Neuroscientist Robert Ferrante Accused Of Lethally Poisoning His Wife With Cyanide

Cyanide
Autumn Klein died of acute cyanide poisoning three days after she suddenly collapsed in the couple's home. Wikimedia Commons

Dr. Robert Ferrante, a renowned neuroscientist at the University of Pittsburgh, is facing murder charges after an investigation into his wife's sudden death uncovered evidence of cyanide poisoning.

ABC News reports that Dr. Autumn Klein, 41, died earlier this spring from acute cyanide poisoning, three days after she suddenly collapsed in the couple's Pittsburgh home. Now, Ferrante, her husband, is suspected of killing her by lacing her creatine drink with the deadly chemical.

On Thursday, the 64-year-old doctor was charged with one count of criminal homicide.

He was later taken into custody near Beckley, W. Va. after his counsel advised him to leave Florida, the Allegheny County, Pa. District Attorney's Office reports.

"Because the defendant is facing a criminal homicide charge and has the financial means to travel anywhere, a national law enforcement bulletin was broadcast concerning this defendant," Mike Manko, a spokesman for the Allegheny County District Attorney, said in a statement.

"This evening our office was notified by the West Virginia State Police that they had located the defendant and his vehicle near Beckley, W.Va., and shortly thereafter he was taken into custody," he added. "Our office will be working with prosecutors in West Virginia to extradite the defendant in a timely fashion."

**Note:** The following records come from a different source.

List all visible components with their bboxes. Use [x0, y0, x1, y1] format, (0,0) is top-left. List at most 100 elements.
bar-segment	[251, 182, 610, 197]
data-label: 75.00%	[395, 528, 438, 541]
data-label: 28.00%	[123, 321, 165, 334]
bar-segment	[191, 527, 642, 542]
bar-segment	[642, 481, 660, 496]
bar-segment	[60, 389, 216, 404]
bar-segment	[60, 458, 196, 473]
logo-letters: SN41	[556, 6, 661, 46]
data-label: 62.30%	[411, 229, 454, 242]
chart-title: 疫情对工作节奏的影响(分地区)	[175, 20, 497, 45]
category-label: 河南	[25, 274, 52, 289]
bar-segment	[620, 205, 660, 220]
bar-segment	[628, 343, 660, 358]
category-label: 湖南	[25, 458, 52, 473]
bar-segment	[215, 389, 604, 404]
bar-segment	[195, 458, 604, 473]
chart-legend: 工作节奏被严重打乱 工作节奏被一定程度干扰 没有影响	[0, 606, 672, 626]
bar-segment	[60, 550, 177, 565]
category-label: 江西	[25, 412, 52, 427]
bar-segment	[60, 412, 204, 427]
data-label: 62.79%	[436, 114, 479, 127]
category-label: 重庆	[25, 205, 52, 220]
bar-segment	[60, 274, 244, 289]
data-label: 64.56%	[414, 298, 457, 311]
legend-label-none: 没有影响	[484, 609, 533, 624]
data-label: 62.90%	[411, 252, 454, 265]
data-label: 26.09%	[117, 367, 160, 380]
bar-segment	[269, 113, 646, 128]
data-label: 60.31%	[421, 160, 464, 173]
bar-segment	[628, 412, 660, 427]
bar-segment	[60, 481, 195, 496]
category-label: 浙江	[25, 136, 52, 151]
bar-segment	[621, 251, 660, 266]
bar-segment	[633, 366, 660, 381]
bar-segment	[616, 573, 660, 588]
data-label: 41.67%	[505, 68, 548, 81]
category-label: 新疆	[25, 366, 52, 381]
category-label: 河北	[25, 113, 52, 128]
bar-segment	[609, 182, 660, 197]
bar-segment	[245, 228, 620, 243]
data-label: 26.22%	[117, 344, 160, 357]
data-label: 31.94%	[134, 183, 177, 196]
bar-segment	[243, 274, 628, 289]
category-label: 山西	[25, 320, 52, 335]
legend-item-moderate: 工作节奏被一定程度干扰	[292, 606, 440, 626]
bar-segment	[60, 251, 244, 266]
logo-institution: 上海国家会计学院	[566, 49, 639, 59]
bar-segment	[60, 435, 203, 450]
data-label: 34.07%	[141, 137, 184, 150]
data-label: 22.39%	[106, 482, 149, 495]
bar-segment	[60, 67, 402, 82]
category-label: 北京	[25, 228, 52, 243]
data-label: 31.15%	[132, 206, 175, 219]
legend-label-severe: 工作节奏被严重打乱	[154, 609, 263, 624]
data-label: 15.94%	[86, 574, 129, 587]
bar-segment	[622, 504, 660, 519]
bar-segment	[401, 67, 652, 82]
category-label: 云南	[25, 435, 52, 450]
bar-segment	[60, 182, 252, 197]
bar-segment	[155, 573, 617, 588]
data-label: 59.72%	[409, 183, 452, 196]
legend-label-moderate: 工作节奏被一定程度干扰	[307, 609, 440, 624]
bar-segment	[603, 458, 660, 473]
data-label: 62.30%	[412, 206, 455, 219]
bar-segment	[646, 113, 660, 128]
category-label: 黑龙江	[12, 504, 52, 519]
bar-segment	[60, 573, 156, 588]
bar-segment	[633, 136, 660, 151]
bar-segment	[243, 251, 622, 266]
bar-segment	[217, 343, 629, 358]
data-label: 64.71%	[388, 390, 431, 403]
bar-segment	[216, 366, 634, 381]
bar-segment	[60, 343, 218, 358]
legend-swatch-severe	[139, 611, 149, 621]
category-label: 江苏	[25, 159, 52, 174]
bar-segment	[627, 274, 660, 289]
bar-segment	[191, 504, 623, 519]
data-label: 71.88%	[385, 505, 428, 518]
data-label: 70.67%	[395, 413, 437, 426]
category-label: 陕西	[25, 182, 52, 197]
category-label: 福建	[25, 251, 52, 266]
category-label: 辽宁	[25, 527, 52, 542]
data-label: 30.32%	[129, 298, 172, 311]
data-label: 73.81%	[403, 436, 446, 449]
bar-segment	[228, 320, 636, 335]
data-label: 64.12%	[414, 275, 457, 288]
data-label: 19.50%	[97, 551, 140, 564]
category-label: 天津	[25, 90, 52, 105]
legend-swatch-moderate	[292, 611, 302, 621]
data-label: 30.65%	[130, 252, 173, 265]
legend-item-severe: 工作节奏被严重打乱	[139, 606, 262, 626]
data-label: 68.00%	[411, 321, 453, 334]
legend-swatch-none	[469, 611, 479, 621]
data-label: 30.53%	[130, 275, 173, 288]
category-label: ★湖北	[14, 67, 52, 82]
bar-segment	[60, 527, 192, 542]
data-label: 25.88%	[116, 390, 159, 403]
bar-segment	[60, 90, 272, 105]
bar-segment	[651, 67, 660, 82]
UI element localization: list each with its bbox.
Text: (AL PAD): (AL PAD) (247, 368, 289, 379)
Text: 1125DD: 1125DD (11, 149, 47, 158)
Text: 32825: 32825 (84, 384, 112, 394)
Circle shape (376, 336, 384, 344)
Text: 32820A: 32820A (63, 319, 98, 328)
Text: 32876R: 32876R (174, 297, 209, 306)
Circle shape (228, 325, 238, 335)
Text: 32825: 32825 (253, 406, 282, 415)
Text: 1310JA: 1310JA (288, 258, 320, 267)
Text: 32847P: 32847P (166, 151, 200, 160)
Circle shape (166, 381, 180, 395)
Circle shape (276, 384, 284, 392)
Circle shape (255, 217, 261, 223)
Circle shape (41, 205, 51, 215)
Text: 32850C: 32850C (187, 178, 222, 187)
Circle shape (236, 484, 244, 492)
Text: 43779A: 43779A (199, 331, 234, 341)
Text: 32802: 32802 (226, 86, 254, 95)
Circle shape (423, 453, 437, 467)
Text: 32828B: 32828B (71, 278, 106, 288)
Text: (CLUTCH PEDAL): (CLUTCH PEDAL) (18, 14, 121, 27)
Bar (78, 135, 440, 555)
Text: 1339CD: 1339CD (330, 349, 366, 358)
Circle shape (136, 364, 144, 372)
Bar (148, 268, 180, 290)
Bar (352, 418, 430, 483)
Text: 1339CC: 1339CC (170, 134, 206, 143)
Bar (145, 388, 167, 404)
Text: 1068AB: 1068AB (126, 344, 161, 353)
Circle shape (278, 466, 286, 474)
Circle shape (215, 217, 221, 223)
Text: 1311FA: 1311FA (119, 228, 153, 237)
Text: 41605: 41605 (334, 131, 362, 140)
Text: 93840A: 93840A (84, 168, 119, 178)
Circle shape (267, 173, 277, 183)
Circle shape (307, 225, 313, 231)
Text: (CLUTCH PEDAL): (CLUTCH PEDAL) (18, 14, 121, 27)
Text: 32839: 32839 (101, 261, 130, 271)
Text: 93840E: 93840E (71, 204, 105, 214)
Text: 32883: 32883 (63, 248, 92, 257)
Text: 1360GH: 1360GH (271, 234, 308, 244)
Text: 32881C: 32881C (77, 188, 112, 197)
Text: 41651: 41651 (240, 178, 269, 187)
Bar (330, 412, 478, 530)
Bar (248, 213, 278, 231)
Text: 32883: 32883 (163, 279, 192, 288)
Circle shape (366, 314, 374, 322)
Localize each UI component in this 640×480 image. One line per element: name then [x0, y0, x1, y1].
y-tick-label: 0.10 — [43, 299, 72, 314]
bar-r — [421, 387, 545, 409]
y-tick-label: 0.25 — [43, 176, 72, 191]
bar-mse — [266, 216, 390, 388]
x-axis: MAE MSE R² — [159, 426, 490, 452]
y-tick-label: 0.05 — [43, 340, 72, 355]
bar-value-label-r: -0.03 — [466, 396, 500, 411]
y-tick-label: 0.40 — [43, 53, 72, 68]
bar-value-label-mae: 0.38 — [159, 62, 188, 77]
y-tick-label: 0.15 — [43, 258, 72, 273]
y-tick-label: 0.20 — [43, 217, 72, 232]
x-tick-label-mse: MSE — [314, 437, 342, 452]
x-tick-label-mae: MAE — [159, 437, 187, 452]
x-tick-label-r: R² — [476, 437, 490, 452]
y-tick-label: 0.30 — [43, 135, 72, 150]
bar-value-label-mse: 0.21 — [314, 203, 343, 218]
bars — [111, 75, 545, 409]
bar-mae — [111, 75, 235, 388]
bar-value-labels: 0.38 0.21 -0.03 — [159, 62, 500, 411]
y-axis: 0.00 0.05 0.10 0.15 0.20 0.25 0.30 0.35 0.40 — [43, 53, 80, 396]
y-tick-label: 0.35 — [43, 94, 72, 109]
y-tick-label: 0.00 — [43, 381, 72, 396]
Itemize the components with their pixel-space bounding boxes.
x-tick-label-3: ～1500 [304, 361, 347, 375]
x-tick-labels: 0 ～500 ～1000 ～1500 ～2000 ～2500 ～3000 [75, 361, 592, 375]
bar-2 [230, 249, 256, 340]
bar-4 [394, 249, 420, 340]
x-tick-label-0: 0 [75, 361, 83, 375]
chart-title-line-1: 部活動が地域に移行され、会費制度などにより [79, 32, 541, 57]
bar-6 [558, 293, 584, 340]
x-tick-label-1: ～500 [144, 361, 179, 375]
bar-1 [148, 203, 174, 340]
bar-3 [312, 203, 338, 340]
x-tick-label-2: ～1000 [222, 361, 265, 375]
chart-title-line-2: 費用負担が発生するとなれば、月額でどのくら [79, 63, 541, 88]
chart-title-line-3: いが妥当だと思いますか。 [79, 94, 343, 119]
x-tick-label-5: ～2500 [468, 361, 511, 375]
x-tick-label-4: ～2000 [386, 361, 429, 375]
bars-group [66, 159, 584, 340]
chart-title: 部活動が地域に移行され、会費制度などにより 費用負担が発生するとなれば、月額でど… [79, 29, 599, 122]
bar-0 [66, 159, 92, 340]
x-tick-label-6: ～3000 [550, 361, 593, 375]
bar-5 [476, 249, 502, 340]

Ferrante, who is widely known for his leading research in amyotrophic lateral sclerosis (ALS), had purportedly told his wife that a creatine regimen would help them conceive a second child. According to a criminal complaint released last week, paramedics responding to Klein's collapse noticed a glass vial and a resealable plastic bag containing a white substance.

 The Tribune-Review reports that several experts question Ferrante's recommendation, as the supplement is traditionally used by bodybuilders trying to promote muscle growth, and not by women trying to get pregnant.

"As far as a fertility thing, I'm kind of at a loss," said Dr. J. Douglas Bricker, dean at the Duquesne University Mylan School of Pharmacy. "It doesn't make much sense."

In fact, the National Institute of Health (NIH) specifically advises against taking creatine during pregnancy and breast-feeding.

Two days before his wife's collapse, Ferrante used a university credit card to overnight a consignment of cyanide, even though none of his current projects involved the compound. Later, a witness in his lab reportedly saw him sampling creatine mixed with sugar and water.

While no formal motive has been established so far, the complaint notes that Ferrante had long suspected that his wife was having an affair, and that he confronted her about it three times in the weeks leading up to her death.